Jessica Ahlquist is the high school student fighting her school’s administration to have a Christian prayer banner removed from the gymnasium at her school. I first met her in April, at the American Humanist Association’s national convention in Boston where Jess received a standing ovation from all those in attendance.
Yesterday Jess wrote about the one-year anniversary of this whole ordeal, mentioning the beginnings of our association. For those of you who only know the activist side of Jess, I’d like to familiarize you with what I have learned of her.
She is small. She is very short and has a meekness to her that mirrors her lack of height. She is extremely kind. She is very quiet, generally not speaking unless she has a purpose to speak. In short (pun intended) she is the very last person on Earth you’d expect to have the adamant backbone of a giant.
But she does. When Jessica speaks, other people stop. When this tiny, sixteen year-old student opens her mouth, you can expect something relevant to come out. I don’t believe she started this way, but fighting over the last year, long past the point when virtually anybody else her age would have quit, has awakened this quality in her. She has become a leader the way leadership was meant to be: by example and through deep, personal strength.
She talks about how I have influenced her positively, but I must say the feeling is mutual. Here is a person with everything running against her. She is a shy personality in an extremely Catholic community. She is in a public school environment where acceptance and popularity are everything, where she is frequently beset by her peers verbally. Even some of her teachers have made her life difficult.

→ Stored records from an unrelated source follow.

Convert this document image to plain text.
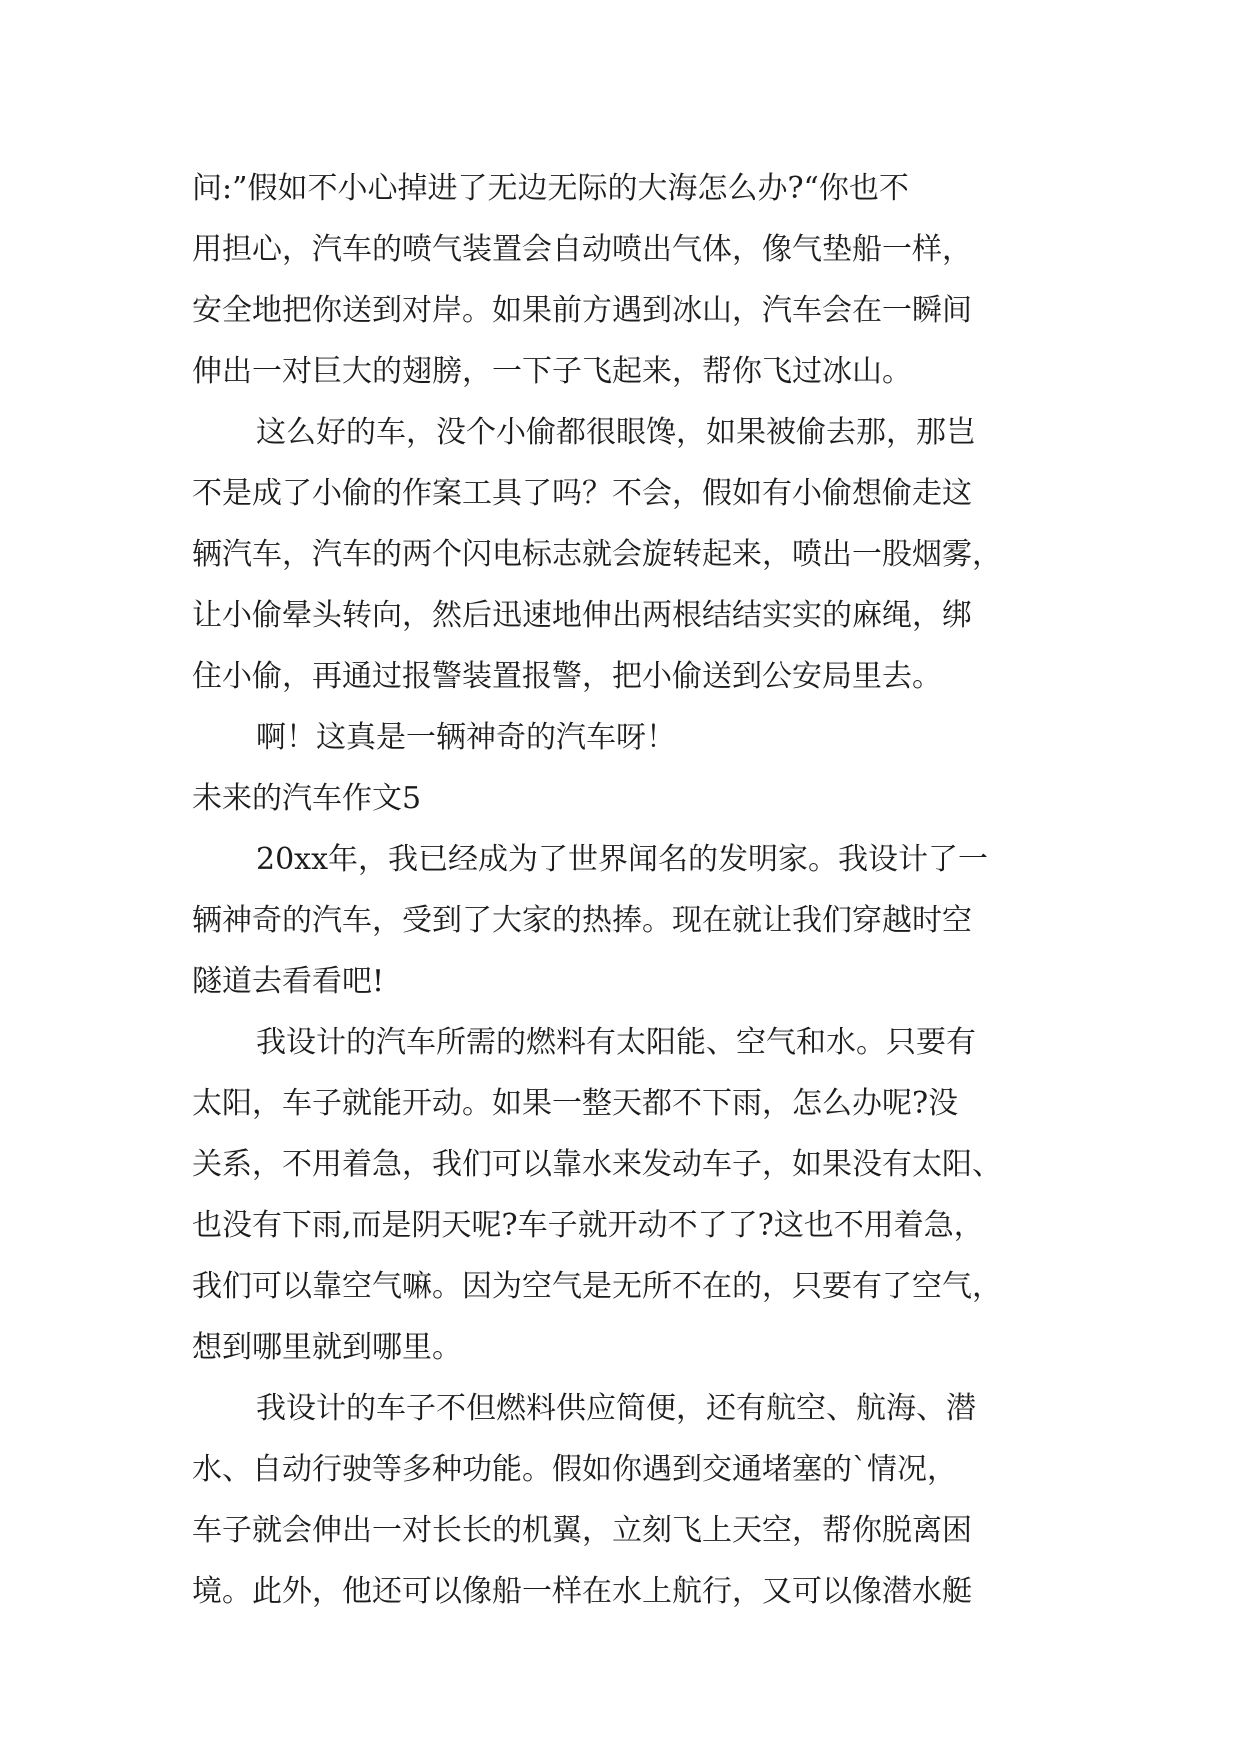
问:”假如不小心掉进了无边无际的大海怎么办?“你也不
用担心，汽车的喷气装置会自动喷出气体，像气垫船一样，
安全地把你送到对岸。如果前方遇到冰山，汽车会在一瞬间
伸出一对巨大的翅膀，一下子飞起来，帮你飞过冰山。
这么好的车，没个小偷都很眼馋，如果被偷去那，那岂
不是成了小偷的作案工具了吗？不会，假如有小偷想偷走这
辆汽车，汽车的两个闪电标志就会旋转起来，喷出一股烟雾，
让小偷晕头转向，然后迅速地伸出两根结结实实的麻绳，绑
住小偷，再通过报警装置报警，把小偷送到公安局里去。
啊！这真是一辆神奇的汽车呀！
未来的汽车作文5
20xx年，我已经成为了世界闻名的发明家。我设计了一
辆神奇的汽车，受到了大家的热捧。现在就让我们穿越时空
隧道去看看吧!
我设计的汽车所需的燃料有太阳能、空气和水。只要有
太阳，车子就能开动。如果一整天都不下雨，怎么办呢?没
关系，不用着急，我们可以靠水来发动车子，如果没有太阳、
也没有下雨,而是阴天呢?车子就开动不了了?这也不用着急，
我们可以靠空气嘛。因为空气是无所不在的，只要有了空气，
想到哪里就到哪里。
我设计的车子不但燃料供应简便，还有航空、航海、潜
水、自动行驶等多种功能。假如你遇到交通堵塞的`情况，
车子就会伸出一对长长的机翼，立刻飞上天空，帮你脱离困
境。此外，他还可以像船一样在水上航行，又可以像潜水艇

And yet she has not only continued to fight, but has done so admirably, calmly, and without letting the tribulations of such a daunting tribulation make her bitter or mean. This fact removes whatever excuse the rest of us might have.You want to know why my job as high school organizer at the SSA means the world to me? Because through it, I get to touch every other atheist organization. The students in high school right now will take the reigns of the atheist movement right as it is becoming, for the first time in history, a mass of the citizenry backed financially. These students will be the next Executive Director of the Secular Coalition for America. One of these students will one day replace David Silverman at the helm of American Atheists. This will be true of every atheist organization and all the new ones that spring up as our movement continues to become more powerful. And yes, one day one of them will take my job – a job through which I get to literally touch the future of the cause about which I care so much.
Meeting people like Jess and knowing there are others out there like her waiting for the opportunity to apply their incredible character to equality, reason, and the elimination of irrationality not only moves me to throw myself into this job in full, but it reaffirms that this fight is one we cannot help but win. And it makes me content with the prospect of ceding the future of our movement to them.

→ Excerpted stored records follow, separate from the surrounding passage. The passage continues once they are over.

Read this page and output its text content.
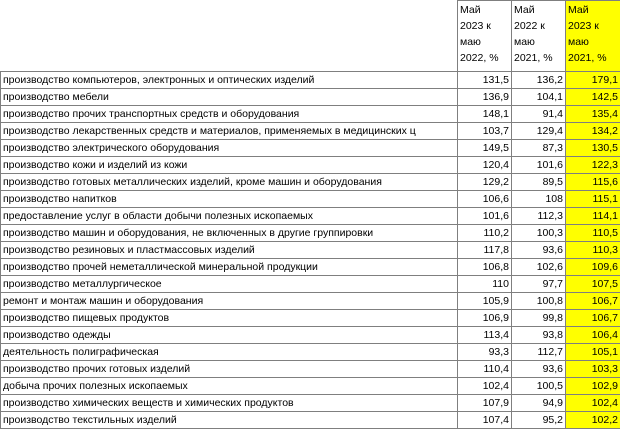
	Май
2023 к
маю
2022, %	Май
2022 к
маю
2021, %	Май
2023 к
маю
2021, %

производство компьютеров, электронных и оптических изделий	131,5	136,2	179,1
производство мебели	136,9	104,1	142,5
производство прочих транспортных средств и оборудования	148,1	91,4	135,4
производство лекарственных средств и материалов, применяемых в медицинских ц	103,7	129,4	134,2
производство электрического оборудования	149,5	87,3	130,5
производство кожи и изделий из кожи	120,4	101,6	122,3
производство готовых металлических изделий, кроме машин и оборудования	129,2	89,5	115,6
производство напитков	106,6	108	115,1
предоставление услуг в области добычи полезных ископаемых	101,6	112,3	114,1
производство машин и оборудования, не включенных в другие группировки	110,2	100,3	110,5
производство резиновых и пластмассовых изделий	117,8	93,6	110,3
производство прочей неметаллической минеральной продукции	106,8	102,6	109,6
производство металлургическое	110	97,7	107,5
ремонт и монтаж машин и оборудования	105,9	100,8	106,7
производство пищевых продуктов	106,9	99,8	106,7
производство одежды	113,4	93,8	106,4
деятельность полиграфическая	93,3	112,7	105,1
производство прочих готовых изделий	110,4	93,6	103,3
добыча прочих полезных ископаемых	102,4	100,5	102,9
производство химических веществ и химических продуктов	107,9	94,9	102,4
производство текстильных изделий	107,4	95,2	102,2
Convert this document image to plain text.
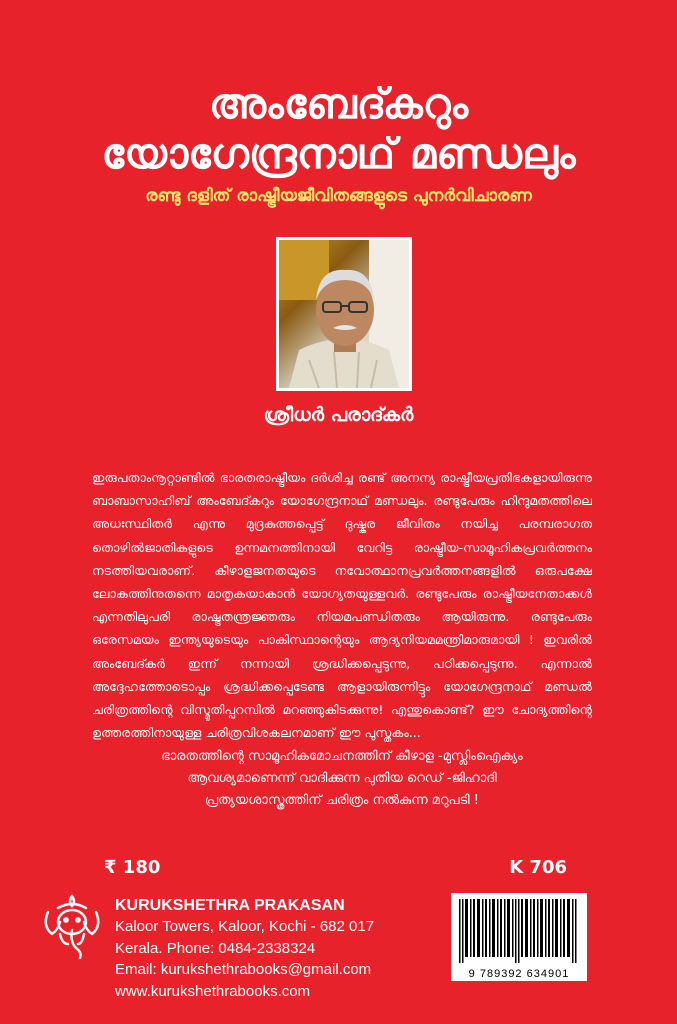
അംബേദ്കറും
യോഗേന്ദ്രനാഥ് മണ്ഡലും
രണ്ടു ദളിത് രാഷ്ട്രീയജീവിതങ്ങളുടെ പുനർവിചാരണ
ശ്രീധർ പരാദ്കർ
ഇരുപതാംനൂറ്റാണ്ടിൽ ഭാരതരാഷ്ട്രീയം ദർശിച്ച രണ്ട് അനന്യ രാഷ്ട്രീയപ്രതിഭകളായിരുന്നു ബാബാസാഹിബ് അംബേദ്കറും യോഗേന്ദ്രനാഥ് മണ്ഡലും. രണ്ടുപേരും ഹിന്ദുമതത്തിലെ അധഃസ്ഥിതർ എന്നു മുദ്രകുത്തപ്പെട്ട് ദുഷ്കര ജീവിതം നയിച്ച പരമ്പരാഗത തൊഴിൽജാതികളുടെ ഉന്നമനത്തിനായി വേറിട്ട രാഷ്ട്രീയ-സാമൂഹികപ്രവർത്തനം നടത്തിയവരാണ്. കീഴാളജനതയുടെ നവോത്ഥാനപ്രവർത്തനങ്ങളിൽ ഒരുപക്ഷേ ലോകത്തിനുതന്നെ മാതൃകയാകാൻ യോഗ്യതയുള്ളവർ. രണ്ടുപേരും രാഷ്ട്രീയനേതാക്കൾ എന്നതിലുപരി രാഷ്ട്രതന്ത്രജ്ഞരും നിയമപണ്ഡിതരും ആയിരുന്നു. രണ്ടുപേരും ഒരേസമയം ഇന്ത്യയുടെയും പാകിസ്ഥാന്റെയും ആദ്യനിയമമന്ത്രിമാരുമായി ! ഇവരിൽ അംബേദ്കർ ഇന്ന് നന്നായി ശ്രദ്ധിക്കപ്പെടുന്നു, പഠിക്കപ്പെടുന്നു. എന്നാൽ അദ്ദേഹത്തോടൊപ്പം ശ്രദ്ധിക്കപ്പെടേണ്ട ആളായിരുന്നിട്ടും യോഗേന്ദ്രനാഥ് മണ്ഡൽ ചരിത്രത്തിന്റെ വിസ്മൃതിപ്പറമ്പിൽ മറഞ്ഞുകിടക്കുന്നു! എന്തുകൊണ്ട്? ഈ ചോദ്യത്തിന്റെ ഉത്തരത്തിനായുള്ള ചരിത്രവിശകലനമാണ് ഈ പുസ്തകം...
ഭാരതത്തിന്റെ സാമൂഹികമോചനത്തിന് കീഴാള -മുസ്ലിംഐക്യം
ആവശ്യമാണെന്ന് വാദിക്കുന്ന പുതിയ റെഡ് -ജിഹാദി
പ്രത്യയശാസ്ത്രത്തിന് ചരിത്രം നൽകുന്ന മറുപടി !
₹ 180	K 706
KURUKSHETHRA PRAKASAN
Kaloor Towers, Kaloor, Kochi - 682 017
Kerala. Phone: 0484-2338324
Email: kurukshethrabooks@gmail.com
www.kurukshethrabooks.com
9 789392 634901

The best of our movement is not Richard Dawkins, or Sam Harris, or PZ Myers, or myself, or the SSA. The best of our movement is the coming generation that will stand on the shoulders of giants. I have no doubt they will be led by Jessica Ahlquist. If you want to support a future where religion and bigotry are on the ropes, support her.
Every day I am proud of Jessica, and Harrison Hopkins, and Zack Kopplin, and Duncan Henderson, and Damon Fowler, and every other high school student out there fighting for a better world in an environment far more harsh than any that we adults have to endure in the process. The sooner we hand them a seat at the national activism table, the better off our movement will be.
In short, Jess talks about how much working with me has changed her life, but the feeling is mutual. I cannot express how meaningful it has been to meet Jess and how much my life has been changed on account of it. It is good to be beside her on the front lines.